CCL2/CCR2 axis is associated with postoperative survival and recurrence of patients with non-metastatic clear-cell renal cell carcinoma

Abstract

Purpose: Chemokine (C-Cmotif) ligand 2 (CCL2) is a major chemokine that recruit monocytes and macrophages to the sites of inflammation. Recent researches have clarified that overexpression of CCL2 is associated with unfavorable prognosis in various cancer types. In this study, we aim to determine the prognostic value of CCL2 expression as well as its receptor C-C motif receptor type 2 (CCR2) in patients with non-metastatic clear cell renal cell carcinoma (ccRCC) after surgery.

Results: Both high CCL2 and CCR2 expression were remarkably correlated with shortened survival time (P < 0.001 and P < 0.001, respectively) and increased risk of recurrence (P = 0.001 and P = 0.003, respectively). The combination of CCL2 and CCR2 expression (CCL2/CCR2 signature) could offer a better prognostic stratification. Furthermore, multivariate analyses identified CCL2/CCR2 signature as an independent risk factor for overall survival (OS) and recurrence-free survival (RFS) (P = 0.007 and P = 0.043, respectively). The incorporation of CCL2/CCR2 signature would refine individual risk stratification and predictive accuracy of the well-established models.

Materials and methods: We retrospectively examined the intratumoral expression of CCL2 and CCR2 by immunohistochemical staining in 268 histologically proven non-metastatic ccRCC patients receiving surgery in a single institution between 2001 and 2004. Kaplan-Meier analysis and Cox regression were applied to determine the prognostic value of CCL2 and CCR2 expression. Concordance index was calculated to compare predictive accuracy of the established models.

Conclusions: Combined CCL2 and CCR2 expression emerges as an independent prognostic factor for non-metastatic ccRCC patients after surgical treatment.

Keywords: CCL2; CCR2; clear-cell renal cell carcinoma; overall survival; prognostic biomarker.

Figure 1. CCL2 and CCR2 expression in ccRCC tissues

Representative photograph of CCL2 (A and B) and CCR2 (C and D) immunostaining in tissue microarrays. Original magnificent (200×).

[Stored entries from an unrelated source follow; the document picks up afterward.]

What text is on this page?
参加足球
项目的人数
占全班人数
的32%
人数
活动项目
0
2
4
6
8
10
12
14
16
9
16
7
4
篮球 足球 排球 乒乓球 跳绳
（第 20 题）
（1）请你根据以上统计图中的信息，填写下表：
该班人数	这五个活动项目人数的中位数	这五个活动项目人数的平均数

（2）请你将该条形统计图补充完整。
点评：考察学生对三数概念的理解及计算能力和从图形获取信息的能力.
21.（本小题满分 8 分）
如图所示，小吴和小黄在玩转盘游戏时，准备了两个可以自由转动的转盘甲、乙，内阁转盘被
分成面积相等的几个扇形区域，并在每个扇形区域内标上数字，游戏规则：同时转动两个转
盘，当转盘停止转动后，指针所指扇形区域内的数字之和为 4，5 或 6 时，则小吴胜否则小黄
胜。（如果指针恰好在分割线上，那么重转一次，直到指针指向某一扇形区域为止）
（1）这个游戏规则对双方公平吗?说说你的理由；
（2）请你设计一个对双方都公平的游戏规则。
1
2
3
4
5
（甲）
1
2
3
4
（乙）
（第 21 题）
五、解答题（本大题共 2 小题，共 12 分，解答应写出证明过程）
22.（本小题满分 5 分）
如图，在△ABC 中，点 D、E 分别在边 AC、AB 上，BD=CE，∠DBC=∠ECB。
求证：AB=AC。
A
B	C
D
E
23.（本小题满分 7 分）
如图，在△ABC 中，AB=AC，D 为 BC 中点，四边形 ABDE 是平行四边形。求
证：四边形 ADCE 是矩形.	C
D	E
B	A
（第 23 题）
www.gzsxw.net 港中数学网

Figure 2. Kaplan Meier analysis of OS (A–C) and RFS (D–F) probabilities based on intratumoral CCL2 and CCR2 expression levels

In (C and F), patients were stratified into 3 groups: group I, both low CCL2 and low CCR2 expression; group II, either high CCL2 or high CCR2 expression; group III, both high CCL2 and high CCR2 expression.

Figure 3. Subgroup analysis to assess prognostic value of CCL2/CCR2 signature in non-metastatic ccRCC patients

Kaplan-Meier analysis of OS in patients classified into Leibovich low-risk group (A), Leibovich intermediate-risk group (B), and Leibovich high-risk group (C). Kaplan-Meier analysis of RFS in patients classified into Leibovich low-risk group (D), Leibovich intermediate-risk group (E), and Leibovich high-risk group (F).

Figure 4. Nomogram and calibration plots for the prediction of outcome in patients with non-metastatic ccRCC

Nomogram to predict OS and RFS at 5 and 10 years after nephrectomy (A and C), the calibration plots for predicting OS and RFS at 10 years (B and D).